In mattinata si è tenuta una cabina di Regia fra il premier e qualche ministro. Si sta lavorando all’istituzione di un nuovo DPCM. Esso verrà poi inviato in circolare alle Regioni. I governatori, hanno chiesto il monitoraggio della situazione nelle scuole. La preoccupazione resta forte nelle varianti pandemiche. A giorni, dovrebbe uscire il quadro chiaro della situazione.

Le mansioni della Protezione Civile

La funzione primaria di questo ente, nato nel 1992, è quello di tutelare persone, ambiente e catastrofi naturali.

  • Eventi naturali. Intervengono in caso di fenomeni meteorologici, geologici od indotti ( incendi, inquinamento dei mari).
  • Eventi Antropici. Essi possono essere industriali (esplosioni con nubi tossiche) tecnologici o sanitari.

Ed è proprio per quest’ultimo punto che l’importanza si denota in questo momento.

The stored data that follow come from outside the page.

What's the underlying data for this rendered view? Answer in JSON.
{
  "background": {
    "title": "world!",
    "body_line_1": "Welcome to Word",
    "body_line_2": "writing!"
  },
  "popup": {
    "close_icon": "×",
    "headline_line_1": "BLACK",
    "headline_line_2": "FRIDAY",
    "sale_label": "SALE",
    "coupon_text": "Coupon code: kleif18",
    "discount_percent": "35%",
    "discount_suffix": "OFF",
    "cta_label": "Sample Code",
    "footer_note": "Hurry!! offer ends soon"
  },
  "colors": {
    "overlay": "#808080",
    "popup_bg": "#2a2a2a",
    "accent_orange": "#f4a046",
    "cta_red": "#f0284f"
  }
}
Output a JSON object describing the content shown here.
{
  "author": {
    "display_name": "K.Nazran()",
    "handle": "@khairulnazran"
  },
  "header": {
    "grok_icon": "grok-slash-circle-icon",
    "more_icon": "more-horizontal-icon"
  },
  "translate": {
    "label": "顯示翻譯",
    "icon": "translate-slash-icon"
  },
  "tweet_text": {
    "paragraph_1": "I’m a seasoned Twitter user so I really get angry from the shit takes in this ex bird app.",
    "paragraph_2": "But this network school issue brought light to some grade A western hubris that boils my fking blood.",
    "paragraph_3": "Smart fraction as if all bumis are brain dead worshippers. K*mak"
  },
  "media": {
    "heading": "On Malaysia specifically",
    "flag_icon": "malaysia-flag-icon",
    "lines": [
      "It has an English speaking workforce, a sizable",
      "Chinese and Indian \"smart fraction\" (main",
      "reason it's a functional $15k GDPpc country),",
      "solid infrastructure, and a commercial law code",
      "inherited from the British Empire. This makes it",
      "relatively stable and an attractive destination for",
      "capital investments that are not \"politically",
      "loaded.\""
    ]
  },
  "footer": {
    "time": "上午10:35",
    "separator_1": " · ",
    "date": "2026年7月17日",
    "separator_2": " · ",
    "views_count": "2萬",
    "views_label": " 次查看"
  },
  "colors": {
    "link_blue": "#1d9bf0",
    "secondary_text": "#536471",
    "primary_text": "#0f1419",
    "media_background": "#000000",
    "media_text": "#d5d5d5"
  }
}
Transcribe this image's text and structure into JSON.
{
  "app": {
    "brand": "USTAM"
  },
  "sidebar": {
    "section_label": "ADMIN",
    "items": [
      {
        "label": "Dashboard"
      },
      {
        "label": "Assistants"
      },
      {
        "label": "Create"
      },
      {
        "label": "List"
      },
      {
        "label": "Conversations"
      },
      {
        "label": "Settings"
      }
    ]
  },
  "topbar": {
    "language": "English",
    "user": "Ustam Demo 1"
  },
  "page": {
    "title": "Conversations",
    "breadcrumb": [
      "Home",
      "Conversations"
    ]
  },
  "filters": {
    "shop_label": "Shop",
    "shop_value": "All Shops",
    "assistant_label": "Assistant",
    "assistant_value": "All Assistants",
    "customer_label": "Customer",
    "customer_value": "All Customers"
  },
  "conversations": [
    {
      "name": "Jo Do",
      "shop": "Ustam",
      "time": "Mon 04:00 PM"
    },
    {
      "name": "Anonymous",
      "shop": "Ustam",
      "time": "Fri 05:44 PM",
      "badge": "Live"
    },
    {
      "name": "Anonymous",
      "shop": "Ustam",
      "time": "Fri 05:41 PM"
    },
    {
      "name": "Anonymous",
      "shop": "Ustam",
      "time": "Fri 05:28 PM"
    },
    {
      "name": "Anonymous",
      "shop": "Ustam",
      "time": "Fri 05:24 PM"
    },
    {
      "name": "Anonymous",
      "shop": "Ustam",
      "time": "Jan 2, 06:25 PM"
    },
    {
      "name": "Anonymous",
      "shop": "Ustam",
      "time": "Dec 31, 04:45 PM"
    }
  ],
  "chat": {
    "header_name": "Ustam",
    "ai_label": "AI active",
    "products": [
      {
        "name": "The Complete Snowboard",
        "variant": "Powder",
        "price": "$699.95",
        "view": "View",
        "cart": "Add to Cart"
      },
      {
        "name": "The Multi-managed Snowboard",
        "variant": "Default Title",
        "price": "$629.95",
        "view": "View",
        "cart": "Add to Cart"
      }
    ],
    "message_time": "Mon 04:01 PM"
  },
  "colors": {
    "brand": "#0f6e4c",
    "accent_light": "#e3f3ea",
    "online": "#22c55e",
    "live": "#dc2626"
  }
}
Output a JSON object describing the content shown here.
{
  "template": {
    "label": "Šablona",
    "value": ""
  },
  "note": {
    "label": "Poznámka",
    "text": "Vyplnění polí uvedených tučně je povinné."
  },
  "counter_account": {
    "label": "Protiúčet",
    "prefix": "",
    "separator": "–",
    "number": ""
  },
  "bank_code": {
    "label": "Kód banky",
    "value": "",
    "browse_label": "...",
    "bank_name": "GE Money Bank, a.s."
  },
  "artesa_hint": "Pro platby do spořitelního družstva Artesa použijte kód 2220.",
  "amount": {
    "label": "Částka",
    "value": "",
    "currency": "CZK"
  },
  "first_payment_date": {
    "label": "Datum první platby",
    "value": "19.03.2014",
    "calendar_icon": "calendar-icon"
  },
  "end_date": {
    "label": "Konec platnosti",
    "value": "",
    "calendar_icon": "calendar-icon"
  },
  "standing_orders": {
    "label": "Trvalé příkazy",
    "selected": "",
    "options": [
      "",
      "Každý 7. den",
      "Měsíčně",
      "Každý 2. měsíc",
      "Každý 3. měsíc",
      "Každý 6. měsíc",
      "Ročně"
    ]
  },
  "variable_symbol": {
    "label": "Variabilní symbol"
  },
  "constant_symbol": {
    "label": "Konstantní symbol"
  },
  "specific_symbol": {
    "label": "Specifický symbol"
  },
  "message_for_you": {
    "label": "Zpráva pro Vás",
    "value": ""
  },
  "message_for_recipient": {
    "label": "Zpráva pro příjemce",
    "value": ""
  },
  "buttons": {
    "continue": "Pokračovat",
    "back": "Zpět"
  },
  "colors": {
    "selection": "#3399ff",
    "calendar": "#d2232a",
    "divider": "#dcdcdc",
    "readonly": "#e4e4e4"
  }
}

Il costante monitoraggio da parte della Protezione Civile della curva pandemica, permette al Governo l’istituzione di nuovi DPCM. A seconda dell’indice RT, infatti, sono state istituite le zone di colore differente. È proprio su questo fronte che il nuovo capo Curcio e la propria equipe dovranno lavorare costantemente.